Komischerweise entstammen sie zu 99 % aus bildungsnahen Familien, sodass die sozial Benachteiligten auch intellektuell vom Schulsystem benachteiligt werden! Sind dann die Vokabeln noch dazu NICHT gut gelernt (… was in den meisten Klassenzimmern wohl eher die Regel sein dürfte, glaubt man den Lehrkräften …), dann werden die SchülerInnen sich hilflos, frustriert, ja sogar „dumm“ vorkommen und zwei Schlüsse ziehen: 1.) Fremdsprachenlernen ist sehr schwierig. 2.) Ich habe kein Talent dafür. /// Gefahr: Die so geschaffenen negativen Erwartungen, werden später „wahr“. Das Konzept der Sich-selbst-erfüllenden-Prophezeiung wurde in den 1950er Jahren von Prof. MERTENS an der Harvard-Universität belegt. Und diese „Beweise“ wiederum bekräftigen solche Annahmen – ein Teufelskreis.
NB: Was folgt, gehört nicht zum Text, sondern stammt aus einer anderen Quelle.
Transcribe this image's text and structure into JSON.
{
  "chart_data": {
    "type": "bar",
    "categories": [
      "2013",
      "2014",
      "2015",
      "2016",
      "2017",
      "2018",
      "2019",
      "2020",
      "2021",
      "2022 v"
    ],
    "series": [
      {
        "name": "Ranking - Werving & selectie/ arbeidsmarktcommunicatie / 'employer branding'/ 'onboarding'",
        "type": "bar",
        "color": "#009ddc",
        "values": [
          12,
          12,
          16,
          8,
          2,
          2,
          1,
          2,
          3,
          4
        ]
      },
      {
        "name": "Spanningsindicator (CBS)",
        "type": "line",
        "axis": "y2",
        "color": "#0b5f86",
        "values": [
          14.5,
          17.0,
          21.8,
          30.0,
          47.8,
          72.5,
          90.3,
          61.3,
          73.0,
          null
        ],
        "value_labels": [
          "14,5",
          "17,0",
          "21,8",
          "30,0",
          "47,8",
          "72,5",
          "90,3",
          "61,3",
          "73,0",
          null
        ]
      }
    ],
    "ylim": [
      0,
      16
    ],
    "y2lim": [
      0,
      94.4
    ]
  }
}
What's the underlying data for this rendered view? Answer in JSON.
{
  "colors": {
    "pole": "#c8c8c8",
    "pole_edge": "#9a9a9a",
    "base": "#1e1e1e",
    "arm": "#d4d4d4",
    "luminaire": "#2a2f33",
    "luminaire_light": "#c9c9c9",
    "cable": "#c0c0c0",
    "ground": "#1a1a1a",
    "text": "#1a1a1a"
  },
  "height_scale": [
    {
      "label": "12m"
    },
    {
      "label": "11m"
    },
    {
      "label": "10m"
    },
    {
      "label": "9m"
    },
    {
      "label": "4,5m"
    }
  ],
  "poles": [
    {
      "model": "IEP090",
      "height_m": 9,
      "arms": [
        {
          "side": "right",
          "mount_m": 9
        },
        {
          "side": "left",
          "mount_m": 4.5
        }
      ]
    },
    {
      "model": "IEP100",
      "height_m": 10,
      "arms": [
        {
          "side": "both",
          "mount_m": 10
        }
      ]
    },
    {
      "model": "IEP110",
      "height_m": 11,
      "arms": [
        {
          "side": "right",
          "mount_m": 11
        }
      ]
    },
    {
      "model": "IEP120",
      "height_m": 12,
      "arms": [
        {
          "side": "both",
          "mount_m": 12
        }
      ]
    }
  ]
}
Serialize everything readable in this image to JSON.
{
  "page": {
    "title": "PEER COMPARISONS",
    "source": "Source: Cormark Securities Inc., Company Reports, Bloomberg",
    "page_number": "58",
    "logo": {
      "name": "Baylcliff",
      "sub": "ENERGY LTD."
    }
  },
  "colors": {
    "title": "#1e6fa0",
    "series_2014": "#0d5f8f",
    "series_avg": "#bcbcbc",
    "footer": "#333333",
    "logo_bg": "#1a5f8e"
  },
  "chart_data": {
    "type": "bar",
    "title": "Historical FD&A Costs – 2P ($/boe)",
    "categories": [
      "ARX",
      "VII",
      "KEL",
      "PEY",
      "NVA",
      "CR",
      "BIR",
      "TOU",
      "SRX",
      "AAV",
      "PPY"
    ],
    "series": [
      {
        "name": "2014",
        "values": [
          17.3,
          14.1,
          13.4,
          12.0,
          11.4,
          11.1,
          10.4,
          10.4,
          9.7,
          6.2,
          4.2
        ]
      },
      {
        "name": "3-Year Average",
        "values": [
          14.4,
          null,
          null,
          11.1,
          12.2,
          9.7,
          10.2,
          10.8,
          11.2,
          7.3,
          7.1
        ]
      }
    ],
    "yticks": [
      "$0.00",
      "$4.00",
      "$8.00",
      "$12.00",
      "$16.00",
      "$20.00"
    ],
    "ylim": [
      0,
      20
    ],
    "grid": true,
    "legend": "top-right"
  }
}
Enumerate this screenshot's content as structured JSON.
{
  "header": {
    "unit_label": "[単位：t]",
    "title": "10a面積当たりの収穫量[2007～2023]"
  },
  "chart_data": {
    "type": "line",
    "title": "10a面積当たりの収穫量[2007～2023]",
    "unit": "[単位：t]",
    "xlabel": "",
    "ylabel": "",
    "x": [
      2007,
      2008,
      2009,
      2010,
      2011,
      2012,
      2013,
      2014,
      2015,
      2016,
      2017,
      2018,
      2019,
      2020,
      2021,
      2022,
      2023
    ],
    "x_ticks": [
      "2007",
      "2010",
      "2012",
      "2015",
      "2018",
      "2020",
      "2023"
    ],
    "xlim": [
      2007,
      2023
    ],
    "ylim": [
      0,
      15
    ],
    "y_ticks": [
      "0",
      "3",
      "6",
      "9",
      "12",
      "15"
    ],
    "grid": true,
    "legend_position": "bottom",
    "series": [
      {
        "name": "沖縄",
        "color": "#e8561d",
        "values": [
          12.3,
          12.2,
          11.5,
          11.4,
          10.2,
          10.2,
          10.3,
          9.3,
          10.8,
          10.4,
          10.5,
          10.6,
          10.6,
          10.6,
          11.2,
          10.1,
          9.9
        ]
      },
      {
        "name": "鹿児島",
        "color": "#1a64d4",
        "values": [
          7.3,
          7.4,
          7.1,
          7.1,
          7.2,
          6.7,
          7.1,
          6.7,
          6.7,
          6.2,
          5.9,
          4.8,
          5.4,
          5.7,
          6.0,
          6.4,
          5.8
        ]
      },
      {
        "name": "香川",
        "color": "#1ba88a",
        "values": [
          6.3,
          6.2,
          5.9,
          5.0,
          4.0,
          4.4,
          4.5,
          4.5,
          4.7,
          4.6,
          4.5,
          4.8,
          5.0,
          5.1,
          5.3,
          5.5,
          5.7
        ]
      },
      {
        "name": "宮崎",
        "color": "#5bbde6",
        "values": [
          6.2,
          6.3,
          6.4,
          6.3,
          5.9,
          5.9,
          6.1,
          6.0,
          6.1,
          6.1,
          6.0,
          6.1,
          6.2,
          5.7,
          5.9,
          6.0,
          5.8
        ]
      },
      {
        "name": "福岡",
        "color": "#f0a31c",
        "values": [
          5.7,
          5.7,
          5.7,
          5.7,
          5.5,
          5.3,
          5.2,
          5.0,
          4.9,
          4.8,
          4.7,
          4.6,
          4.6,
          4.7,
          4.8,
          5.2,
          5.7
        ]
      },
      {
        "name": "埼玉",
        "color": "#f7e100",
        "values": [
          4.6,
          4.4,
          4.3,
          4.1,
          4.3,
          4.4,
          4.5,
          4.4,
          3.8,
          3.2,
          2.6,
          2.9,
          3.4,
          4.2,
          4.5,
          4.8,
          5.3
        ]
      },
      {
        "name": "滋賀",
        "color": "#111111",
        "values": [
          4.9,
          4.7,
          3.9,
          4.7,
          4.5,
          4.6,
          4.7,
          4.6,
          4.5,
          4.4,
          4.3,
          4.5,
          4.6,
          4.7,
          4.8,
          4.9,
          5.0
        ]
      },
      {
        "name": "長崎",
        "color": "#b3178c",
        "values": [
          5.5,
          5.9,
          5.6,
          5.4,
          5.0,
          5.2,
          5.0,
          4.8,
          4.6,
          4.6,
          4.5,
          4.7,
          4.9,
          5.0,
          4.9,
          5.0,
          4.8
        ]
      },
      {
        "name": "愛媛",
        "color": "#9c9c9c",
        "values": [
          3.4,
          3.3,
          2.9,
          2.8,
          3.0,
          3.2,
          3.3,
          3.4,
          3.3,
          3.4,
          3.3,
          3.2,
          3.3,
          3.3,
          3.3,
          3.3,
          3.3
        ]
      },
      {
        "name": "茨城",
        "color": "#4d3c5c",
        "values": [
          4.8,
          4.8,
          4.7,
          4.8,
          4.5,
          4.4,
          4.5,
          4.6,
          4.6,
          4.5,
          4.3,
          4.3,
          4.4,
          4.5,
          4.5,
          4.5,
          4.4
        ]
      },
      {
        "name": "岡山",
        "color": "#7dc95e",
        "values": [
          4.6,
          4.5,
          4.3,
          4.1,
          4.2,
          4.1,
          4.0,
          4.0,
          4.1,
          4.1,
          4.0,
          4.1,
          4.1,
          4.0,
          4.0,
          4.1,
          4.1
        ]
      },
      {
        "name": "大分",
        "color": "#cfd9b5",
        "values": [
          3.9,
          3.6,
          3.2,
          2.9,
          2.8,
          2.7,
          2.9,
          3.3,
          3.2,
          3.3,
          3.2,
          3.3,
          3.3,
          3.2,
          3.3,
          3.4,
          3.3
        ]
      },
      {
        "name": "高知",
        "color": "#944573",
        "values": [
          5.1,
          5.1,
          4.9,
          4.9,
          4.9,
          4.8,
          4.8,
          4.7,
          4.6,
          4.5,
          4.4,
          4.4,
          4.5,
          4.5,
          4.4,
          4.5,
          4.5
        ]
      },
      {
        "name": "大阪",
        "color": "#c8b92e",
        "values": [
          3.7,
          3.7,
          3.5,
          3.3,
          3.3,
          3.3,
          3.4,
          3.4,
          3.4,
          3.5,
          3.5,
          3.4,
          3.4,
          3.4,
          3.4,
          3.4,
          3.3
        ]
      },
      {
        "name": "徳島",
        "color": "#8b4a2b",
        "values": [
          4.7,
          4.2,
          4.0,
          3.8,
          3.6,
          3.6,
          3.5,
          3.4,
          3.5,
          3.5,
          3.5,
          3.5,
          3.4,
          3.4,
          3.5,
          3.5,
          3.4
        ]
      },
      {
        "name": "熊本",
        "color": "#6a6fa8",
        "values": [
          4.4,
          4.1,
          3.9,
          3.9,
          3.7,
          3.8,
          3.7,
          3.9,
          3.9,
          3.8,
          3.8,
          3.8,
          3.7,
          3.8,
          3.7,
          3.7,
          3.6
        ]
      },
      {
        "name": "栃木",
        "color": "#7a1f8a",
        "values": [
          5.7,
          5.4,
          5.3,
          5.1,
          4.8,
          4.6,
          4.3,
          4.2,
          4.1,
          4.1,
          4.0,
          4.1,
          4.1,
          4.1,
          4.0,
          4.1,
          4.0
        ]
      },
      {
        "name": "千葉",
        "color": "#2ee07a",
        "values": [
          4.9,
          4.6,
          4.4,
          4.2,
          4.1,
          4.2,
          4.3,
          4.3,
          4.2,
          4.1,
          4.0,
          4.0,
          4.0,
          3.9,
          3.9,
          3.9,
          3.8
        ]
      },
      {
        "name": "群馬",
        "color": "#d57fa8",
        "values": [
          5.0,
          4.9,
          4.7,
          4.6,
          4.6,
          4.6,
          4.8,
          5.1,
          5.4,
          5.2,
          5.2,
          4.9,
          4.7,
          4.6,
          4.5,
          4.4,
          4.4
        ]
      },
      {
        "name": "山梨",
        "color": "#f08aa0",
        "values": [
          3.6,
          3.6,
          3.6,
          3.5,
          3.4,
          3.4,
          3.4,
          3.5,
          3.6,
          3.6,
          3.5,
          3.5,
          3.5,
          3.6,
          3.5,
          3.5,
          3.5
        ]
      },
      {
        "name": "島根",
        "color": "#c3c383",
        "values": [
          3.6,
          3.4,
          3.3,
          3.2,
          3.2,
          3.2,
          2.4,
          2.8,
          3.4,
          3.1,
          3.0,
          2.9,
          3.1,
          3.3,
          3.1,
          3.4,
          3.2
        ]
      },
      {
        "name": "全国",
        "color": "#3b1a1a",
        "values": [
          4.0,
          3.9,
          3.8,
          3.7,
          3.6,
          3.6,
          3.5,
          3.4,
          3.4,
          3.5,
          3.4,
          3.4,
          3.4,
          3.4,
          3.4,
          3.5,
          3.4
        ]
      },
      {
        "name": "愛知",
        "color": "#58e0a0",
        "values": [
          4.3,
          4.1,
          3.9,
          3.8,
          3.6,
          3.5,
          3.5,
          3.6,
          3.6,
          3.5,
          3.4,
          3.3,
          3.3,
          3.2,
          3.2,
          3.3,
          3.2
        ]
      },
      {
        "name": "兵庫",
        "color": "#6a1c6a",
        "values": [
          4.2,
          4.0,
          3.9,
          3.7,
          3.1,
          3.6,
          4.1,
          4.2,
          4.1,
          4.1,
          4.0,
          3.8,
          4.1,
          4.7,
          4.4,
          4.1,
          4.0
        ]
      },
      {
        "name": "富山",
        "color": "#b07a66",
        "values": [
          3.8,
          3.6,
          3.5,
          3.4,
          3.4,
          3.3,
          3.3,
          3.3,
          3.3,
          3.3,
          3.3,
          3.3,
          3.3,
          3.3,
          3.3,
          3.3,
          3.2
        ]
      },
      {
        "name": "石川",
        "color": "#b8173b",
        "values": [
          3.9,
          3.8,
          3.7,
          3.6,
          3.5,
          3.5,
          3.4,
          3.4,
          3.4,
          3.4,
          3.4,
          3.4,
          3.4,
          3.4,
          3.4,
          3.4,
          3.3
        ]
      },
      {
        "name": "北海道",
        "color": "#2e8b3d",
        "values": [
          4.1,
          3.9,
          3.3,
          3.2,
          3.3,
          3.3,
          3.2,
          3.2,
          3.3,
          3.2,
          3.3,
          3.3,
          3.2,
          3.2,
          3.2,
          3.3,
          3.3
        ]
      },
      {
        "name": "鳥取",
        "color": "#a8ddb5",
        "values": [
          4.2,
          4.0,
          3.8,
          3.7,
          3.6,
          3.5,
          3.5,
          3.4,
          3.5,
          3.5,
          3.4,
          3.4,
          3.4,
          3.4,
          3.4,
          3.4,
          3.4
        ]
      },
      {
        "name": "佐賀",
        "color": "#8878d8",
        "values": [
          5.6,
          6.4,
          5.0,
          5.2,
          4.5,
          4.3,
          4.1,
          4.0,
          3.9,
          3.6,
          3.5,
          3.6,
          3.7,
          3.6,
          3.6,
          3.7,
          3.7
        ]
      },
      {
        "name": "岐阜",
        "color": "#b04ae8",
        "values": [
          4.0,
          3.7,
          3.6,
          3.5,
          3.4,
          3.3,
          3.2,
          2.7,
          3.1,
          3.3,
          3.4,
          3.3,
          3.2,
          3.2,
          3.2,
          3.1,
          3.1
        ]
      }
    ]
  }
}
Ich wiederhole: Solche Annahmen sitzen tief, deshalb ist es viel schwieriger, Menschen dazu zu bringen, mit der Birkenbihl-Methode anzufangen, als sie später bei der Stange zu halten, während normalerweise das Gegenteil zutrifft (die Leute fangen mit Enthusiasmus an, der jedoch schnell wieder verpufft). Denken Sie nur an die Fremdsprachenkurse an den Volkshochschulen. Sie haben am Anfang mehr TeilnehmerInnen als am Ende. Und das, obwohl die Teilnahme freiwillig ist und die Gebühr bereits entrichtet wurde. Warum wundert das niemanden? Warum nehmen wir das als „gottgegeben“ hin? Warum hinterfragen wir die Methoden nicht, wenn die Ergebnisse so kläglich sind?